Hipposideros alongensis
- Conservation status: Vulnerable (IUCN 3.1)

Scientific classification
- Kingdom: Animalia
- Phylum: Chordata
- Class: Mammalia
- Order: Chiroptera
- Family: Hipposideridae
- Genus: Macronycteris
- Species: H. alongensis
- Binomial name: Hipposideros alongensis Bourret, 1942

= Hipposideros alongensis =

- Authority: Bourret, 1942
- Conservation status: VU

Species of bat

Hipposideros alongensis, known as the Ha Long leaf-nosed bat, is a species of bat in the family Hipposideridae. It is endemic to Vietnam. It is listed as a vulnerable species by the IUCN.

== Taxonomy ==
The species was formerly known as a subspecies of H. turpis. It is now formally described as a distinct species.

There are two subspecies:

- Bourret's leaf-nosed bat (H. a. alongensis)

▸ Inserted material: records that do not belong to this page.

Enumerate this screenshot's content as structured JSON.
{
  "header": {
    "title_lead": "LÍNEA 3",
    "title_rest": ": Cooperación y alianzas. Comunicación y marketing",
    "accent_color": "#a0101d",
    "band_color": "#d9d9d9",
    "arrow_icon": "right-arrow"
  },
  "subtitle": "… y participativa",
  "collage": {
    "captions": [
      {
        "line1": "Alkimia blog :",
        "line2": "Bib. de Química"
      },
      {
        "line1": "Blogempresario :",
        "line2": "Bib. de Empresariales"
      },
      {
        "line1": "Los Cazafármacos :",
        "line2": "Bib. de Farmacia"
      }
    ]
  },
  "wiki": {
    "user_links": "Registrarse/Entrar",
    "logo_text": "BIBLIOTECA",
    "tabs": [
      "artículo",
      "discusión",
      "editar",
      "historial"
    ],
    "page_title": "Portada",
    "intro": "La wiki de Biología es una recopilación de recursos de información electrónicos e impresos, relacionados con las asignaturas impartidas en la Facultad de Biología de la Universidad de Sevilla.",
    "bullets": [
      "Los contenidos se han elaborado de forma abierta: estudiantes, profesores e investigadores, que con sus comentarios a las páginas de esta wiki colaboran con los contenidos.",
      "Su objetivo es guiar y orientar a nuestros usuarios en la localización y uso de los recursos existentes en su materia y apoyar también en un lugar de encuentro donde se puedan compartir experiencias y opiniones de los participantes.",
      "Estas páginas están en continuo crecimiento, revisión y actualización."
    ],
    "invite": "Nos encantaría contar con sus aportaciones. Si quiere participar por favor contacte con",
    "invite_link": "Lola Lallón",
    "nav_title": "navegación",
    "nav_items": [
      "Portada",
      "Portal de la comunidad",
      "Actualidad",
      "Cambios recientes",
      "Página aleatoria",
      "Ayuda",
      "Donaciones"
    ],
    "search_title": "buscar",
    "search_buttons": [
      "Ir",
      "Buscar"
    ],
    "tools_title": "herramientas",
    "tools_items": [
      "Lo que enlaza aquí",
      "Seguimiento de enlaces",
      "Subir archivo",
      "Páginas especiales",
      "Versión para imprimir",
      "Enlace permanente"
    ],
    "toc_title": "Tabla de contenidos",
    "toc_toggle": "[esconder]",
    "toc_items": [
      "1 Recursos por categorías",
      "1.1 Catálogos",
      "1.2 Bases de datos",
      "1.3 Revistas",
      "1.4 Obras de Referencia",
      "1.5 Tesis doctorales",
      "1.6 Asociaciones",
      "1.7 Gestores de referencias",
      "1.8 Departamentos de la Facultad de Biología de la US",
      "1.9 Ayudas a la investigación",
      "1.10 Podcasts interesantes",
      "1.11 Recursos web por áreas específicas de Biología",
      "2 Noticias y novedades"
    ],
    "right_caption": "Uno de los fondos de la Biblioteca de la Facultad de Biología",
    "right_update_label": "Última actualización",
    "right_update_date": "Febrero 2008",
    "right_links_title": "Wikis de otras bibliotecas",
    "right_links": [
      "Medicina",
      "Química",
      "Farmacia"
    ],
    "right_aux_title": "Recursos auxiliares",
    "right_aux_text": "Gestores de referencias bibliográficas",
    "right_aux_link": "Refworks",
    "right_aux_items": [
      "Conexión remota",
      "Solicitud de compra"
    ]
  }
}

- Sung's leaf-nosed bat (H. a. sungi)

== Distribution and habitat ==
The species is only found in the karst habitats of northeastern Vietnam, and is primarily a cave-dweller, although it is also known to be spotted in forests. It is found from an altitude of 3-523 m.

Of the two subspecies, Bourret's leaf-nosed bat is found in the Cat Ba and Bai Tu Long national parks and Sung's leaf-nosed bat is found in the Cuc Phuong and Ba Be national parks and the Huu Lien and Na Hang nature reserves.

== Conservation ==
In the most recent published assessment, the species is listed as a vulnerable species. It has a population of 8,000-10,000 individuals, and colonies are known to be as big as 500 individuals, although most are considerably smaller.
Tourism and habitat loss, including vegetation around its main colony, are the main threats to the species. Along with the construction of lights and routes inside caves for cave tourism, these have led to rapid losses of population for the species. The species also faces illegal hunting by some locals.

There is no government-backed effort to protect the species.